New Federal Communications Commission chairman Kevin Martin got a little unsolicited advice from fellow commissioner Michael Copps Monday on priorities for the agency, including the warning that the industry and the FCC are not prepared for another large-scale terrorist attack.
In a luncheon speech to the Federal Communications Bar Association, Copps suggested that one commissioner be designated as the agency's point person for pushing disaster preparedness planning (or what, before 9/11, was jokingly tabbed by some the "duck and cover commissioner"), a post once manned by Michael Powell.
"We are nowhere near ready for next time," Copps said.
"I don't want anyone to be able to say, if terror strikes again, that either the industry or the agency were asleep at the switch," he said. More needs to be done to ensure redundancy and interoperability among communications systems and more detailed action planning for a disaster, he said.
Copps said the FCC's other top action items should include . . .

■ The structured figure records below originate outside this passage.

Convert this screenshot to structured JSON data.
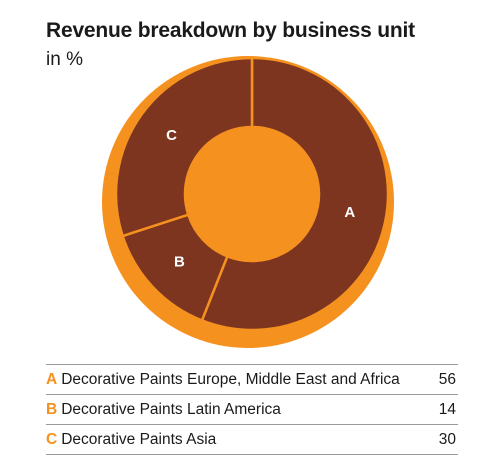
{
  "chart_data": {
    "type": "pie",
    "title": "Revenue breakdown by business unit",
    "subtitle": "in %",
    "slices": [
      {
        "letter": "A",
        "label": "Decorative Paints Europe, Middle East and Africa",
        "value": 56
      },
      {
        "letter": "B",
        "label": "Decorative Paints Latin America",
        "value": 14
      },
      {
        "letter": "C",
        "label": "Decorative Paints Asia",
        "value": 30
      }
    ]
  },
  "colors": {
    "slice_fill": "#7d3520",
    "outer_ring": "#f5911e",
    "separator": "#f5911e",
    "letter": "#ffffff",
    "legend_letter": "#f5911e",
    "rule": "#9a9a9a"
  }
}
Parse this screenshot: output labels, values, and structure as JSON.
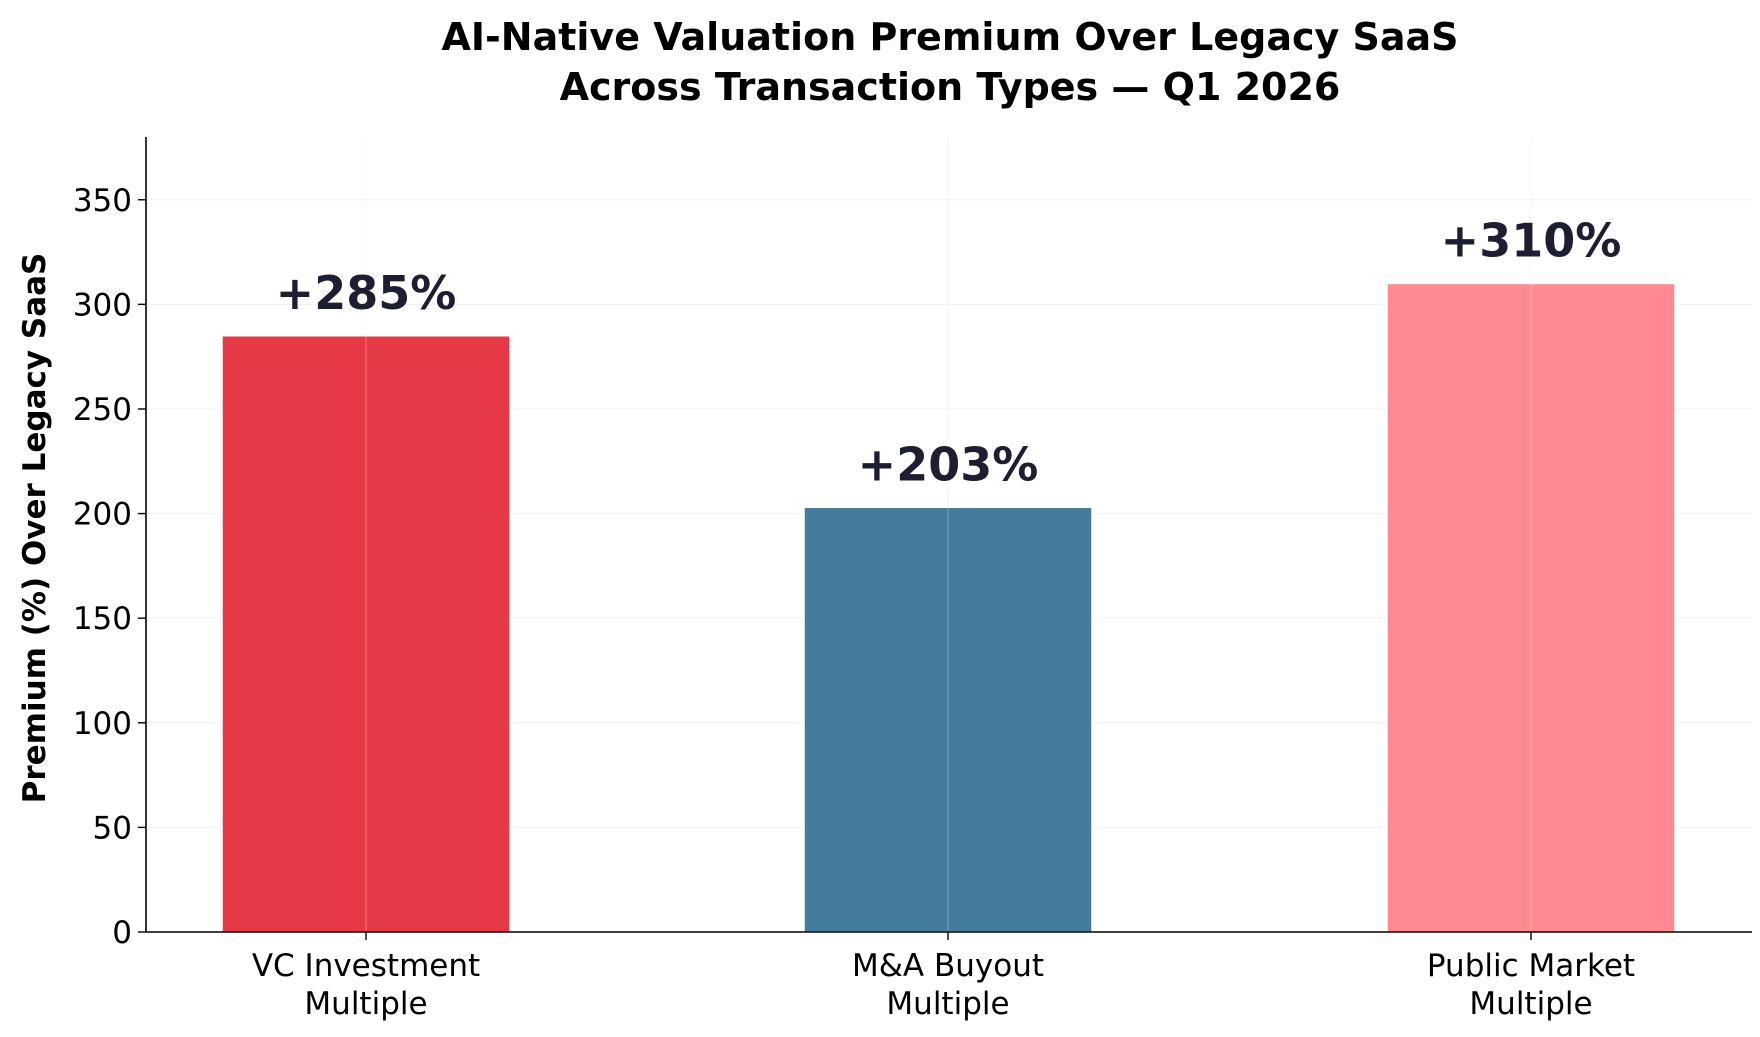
{
  "chart_data": {
    "type": "bar",
    "title_lines": [
      "AI-Native Valuation Premium Over Legacy SaaS",
      "Across Transaction Types — Q1 2026"
    ],
    "xlabel": "",
    "ylabel": "Premium (%) Over Legacy SaaS",
    "categories": [
      [
        "VC Investment",
        "Multiple"
      ],
      [
        "M&A Buyout",
        "Multiple"
      ],
      [
        "Public Market",
        "Multiple"
      ]
    ],
    "values": [
      285,
      203,
      310
    ],
    "data_labels": [
      "+285%",
      "+203%",
      "+310%"
    ],
    "colors": [
      "#e63946",
      "#457b9d",
      "#ff8a92"
    ],
    "ylim": [
      0,
      380
    ],
    "yticks": [
      0,
      50,
      100,
      150,
      200,
      250,
      300,
      350
    ],
    "grid": true,
    "legend": "none"
  }
}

- setting public interest obligations for digital broadcasters
- coming to grips with the impact of media consolidation by writing new ownership rules, and
- accelerating the rollout and consumer adoption of high-speed Internet.
"Staring us in the face is a huge unfinished agenda," Copps said.
Martin attended the speech, held at the J.W. Marriott near the White House, but had no comment.
Martin has yet to lay out his own agenda, though he is making his first major speech as chairman next week at the National Cable & Telecommunications Association convention in San Francisco.
Regarding broadband policy, Copps finds it unacceptable that the United States ranks only 13th among all countries for adoption of broadband. Last year the U.S. ranked 11th. "We are free-falling down the scale," he said.
When it comes to media policy, Copps said the FCC should fund new third-party produced economic studies on the impact of ownership consolidation on programming for minorities, children, small businesses and on the availability of independently produced programming.
He praised recently resigned FCC Chairman Michael Powell for pushing forward on the technical "mechanics" of switching broadcasters to DTV, but said more needs to be done to determine whether stations owners should be required to offer public interest programming. "What does [the DTV transition] mean for listeners and viewers is a question that never got answered."